Je refuse de découper, séparer en portions, mes élèves, ces petits humains,
en listes de compétences, en « piliers » bâtis pour soutenir le vide de
constructions insensées – modernes tours de Babel qui ne concurrencent plus
que les abîmes ! Je clame que tout être humain vaut plus que la somme de ses
parties, de ses compétences définies par ceux qui veulent toujours réduire l’humain,
l’assujettir à la machine et à la technologie.
Je me refuse, aussi, à me laisser piétiner par les « enfants-rois » à qui on
ne sait plus dire non. Je refuse d’être la cible de ces enfants, cibles
perpétuelles des publicitaires. Je refuse de m’abaisser à complaire à l’air
du temps. Je refuse de brader mon savoir, ma culture et toute la séculaire
humanité qui repose en moi, pour me métamorphoser en un gestionnaire à la
petite semaine, triste manager qui gère du temps de présence, qui cherche ce
que peuvent valoir ses élèves, et non pas ce qu’ils sont.
Je refuse de voir arriver tous ces jeunes collègues abandonnés à leur poste
d’avant-garde sans aucune formation, sans aucune préparation, comme si le
métier de professeur n’en était pas un, comme si notre public ne méritait
pas un minimum de respect. On voudrait nous infantiliser, nous faire sentir
inutiles et sans valeur, on ne s’y prendrait pas autrement. A quoi bon
apprendre à devenir professeur, c’est sans doute le métier le plus
impossible, la gageure la plus irréductible. Nos enfants ne méritent-ils pas
une véritable éducation ? N’importe qui peut-il leur enseigner n’importe
quoi ?
Je refuse d’abdiquer, désormais. Je revendique notre valeur. On nous accuse
d’être une force d’inertie, un « mammouth » inutile et non rentable ? Mais à
quel mouvement nous opposons-nous ? Je crois que nous devons être les freins
de cette société que les chauffeurs, devenus fous, lancent dans un
précipice, tandis que les passagers, préoccupés, regardent ailleurs. Nous
devons forcer chacun à regarder tout droit.

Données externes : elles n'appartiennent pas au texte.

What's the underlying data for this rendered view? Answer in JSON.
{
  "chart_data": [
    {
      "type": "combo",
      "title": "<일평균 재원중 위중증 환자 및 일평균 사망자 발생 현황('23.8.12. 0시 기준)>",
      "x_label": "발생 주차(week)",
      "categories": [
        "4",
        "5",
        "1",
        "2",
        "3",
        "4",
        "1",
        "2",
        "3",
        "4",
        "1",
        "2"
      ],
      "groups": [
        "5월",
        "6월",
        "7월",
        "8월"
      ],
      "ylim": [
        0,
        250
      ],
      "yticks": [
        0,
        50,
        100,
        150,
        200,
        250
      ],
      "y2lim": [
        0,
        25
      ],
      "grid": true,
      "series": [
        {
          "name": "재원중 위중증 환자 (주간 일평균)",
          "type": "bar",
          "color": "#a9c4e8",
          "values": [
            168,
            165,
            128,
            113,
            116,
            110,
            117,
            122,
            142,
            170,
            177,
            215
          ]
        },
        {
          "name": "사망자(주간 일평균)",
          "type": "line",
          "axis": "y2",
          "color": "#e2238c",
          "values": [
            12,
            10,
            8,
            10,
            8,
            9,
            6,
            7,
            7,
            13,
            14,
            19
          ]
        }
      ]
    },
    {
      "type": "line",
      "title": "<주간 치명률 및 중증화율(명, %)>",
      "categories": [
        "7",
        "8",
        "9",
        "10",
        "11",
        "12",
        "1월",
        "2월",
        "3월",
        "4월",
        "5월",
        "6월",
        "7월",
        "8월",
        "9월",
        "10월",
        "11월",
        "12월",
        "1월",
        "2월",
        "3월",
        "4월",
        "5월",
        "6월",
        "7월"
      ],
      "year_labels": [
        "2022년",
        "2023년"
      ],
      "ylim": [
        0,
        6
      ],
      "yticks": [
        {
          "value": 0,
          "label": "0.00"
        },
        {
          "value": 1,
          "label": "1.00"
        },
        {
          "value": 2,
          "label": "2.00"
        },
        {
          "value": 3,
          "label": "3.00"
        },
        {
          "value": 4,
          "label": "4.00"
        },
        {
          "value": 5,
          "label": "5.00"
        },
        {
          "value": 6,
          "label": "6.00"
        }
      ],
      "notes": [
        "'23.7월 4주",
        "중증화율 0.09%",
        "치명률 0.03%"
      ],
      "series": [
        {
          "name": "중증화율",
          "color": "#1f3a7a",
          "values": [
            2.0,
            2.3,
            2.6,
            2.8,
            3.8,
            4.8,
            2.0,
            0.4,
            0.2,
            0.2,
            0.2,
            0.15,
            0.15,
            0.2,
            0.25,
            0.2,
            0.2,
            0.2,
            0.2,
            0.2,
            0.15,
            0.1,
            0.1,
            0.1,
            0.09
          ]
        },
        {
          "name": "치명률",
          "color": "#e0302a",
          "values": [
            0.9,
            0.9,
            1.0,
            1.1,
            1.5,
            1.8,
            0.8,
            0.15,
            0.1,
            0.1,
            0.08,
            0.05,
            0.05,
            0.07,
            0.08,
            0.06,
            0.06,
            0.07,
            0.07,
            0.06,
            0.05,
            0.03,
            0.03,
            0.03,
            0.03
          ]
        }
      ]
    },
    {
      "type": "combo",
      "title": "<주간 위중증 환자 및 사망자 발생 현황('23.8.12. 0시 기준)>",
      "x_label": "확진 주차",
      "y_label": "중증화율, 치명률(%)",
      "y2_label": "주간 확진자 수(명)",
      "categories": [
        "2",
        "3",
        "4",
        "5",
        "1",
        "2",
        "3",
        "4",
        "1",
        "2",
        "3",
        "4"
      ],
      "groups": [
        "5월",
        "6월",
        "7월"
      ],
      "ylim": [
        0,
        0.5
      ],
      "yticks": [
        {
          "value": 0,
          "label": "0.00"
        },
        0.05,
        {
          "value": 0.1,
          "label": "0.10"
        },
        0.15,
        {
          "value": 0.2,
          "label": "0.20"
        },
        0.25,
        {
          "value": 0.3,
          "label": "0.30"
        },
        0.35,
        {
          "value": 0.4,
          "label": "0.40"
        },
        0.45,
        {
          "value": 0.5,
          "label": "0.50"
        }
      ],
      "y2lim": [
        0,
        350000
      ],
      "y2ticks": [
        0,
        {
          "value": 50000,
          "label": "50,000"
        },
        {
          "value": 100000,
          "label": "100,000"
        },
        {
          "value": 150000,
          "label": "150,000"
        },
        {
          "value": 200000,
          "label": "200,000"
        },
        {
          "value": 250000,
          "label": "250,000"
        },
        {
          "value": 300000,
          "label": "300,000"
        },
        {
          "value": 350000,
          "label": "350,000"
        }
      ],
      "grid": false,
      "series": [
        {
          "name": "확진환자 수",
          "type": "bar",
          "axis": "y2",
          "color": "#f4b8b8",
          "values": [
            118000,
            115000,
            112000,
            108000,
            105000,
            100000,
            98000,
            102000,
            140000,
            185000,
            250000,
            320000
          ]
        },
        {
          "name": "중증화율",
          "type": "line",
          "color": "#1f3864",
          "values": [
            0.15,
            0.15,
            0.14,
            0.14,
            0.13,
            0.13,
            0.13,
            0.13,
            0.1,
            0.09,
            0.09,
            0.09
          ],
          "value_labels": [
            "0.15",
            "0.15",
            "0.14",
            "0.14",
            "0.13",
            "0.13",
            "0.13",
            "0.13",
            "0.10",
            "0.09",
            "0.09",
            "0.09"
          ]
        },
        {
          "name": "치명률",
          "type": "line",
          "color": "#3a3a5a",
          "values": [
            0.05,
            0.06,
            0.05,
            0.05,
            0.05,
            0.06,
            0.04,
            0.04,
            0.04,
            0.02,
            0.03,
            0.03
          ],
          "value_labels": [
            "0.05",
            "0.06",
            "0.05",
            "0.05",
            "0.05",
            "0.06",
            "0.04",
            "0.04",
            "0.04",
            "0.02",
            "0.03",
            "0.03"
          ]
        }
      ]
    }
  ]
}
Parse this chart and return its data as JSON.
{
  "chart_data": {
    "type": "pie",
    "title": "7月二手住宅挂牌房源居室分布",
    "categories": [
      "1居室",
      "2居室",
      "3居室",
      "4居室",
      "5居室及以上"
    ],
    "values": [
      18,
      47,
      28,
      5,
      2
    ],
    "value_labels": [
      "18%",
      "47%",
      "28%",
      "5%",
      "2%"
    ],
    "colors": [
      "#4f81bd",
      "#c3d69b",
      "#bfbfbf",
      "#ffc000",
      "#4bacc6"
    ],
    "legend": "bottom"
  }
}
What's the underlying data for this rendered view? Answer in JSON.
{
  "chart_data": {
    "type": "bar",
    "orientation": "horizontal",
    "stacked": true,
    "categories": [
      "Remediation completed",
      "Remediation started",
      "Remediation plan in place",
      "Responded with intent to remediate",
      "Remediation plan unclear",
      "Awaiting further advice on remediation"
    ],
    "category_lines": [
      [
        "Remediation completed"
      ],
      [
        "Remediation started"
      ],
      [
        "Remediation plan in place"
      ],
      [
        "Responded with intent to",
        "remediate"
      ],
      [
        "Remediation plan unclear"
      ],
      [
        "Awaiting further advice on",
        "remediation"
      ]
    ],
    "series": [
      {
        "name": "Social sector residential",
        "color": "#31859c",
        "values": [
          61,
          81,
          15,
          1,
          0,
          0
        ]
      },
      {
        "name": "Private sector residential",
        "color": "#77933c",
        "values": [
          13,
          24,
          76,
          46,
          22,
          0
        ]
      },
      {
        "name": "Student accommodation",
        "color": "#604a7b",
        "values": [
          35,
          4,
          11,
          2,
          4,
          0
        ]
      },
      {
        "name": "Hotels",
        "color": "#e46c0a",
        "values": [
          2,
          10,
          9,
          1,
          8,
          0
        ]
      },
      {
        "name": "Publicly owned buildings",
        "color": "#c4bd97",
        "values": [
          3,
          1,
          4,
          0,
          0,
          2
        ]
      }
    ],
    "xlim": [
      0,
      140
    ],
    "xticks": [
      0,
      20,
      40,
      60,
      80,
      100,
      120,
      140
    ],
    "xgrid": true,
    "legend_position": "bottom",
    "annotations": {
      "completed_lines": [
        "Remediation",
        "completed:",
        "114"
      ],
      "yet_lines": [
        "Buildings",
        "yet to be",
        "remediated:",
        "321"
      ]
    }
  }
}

Je sais ce que j’encours pour ces refus. Je les imagine déjà me menaçant de
m’enlever de l’argent, de me punir comme un méchant petit fonctionnaire
désobéissant.
Nous, les enseignants, avons le devoir de désobéir à ces ordres que nous
savons iniques et dangereux. Nous sommes fonctionnaires, nous devons obéir
aux décrets et circulaires ?
Et bien je refuse cette obéissance aveugle. Certes, le socle commun et les
compétences ne conduiront pas nos enfants dans des wagons plombés, mais je
clame qu’il est de notre devoir de désobéir, de refuser ces artifices qui
nous détournent du meilleur de l’humain, qui ne cherchent pas à élever ou
grandir les élèves – ce qui, pour moi comme pour beaucoup d’autres, demeure
la tâche fondamentale et irréductible de l’enseignant.
Je m’indigne ! Indignons-nous !
Indignez-vous avec nous, et refondons notre dignité.
David Corre,
Académie de Créteil,
professeur de Lettres en collège depuis septembre 1998.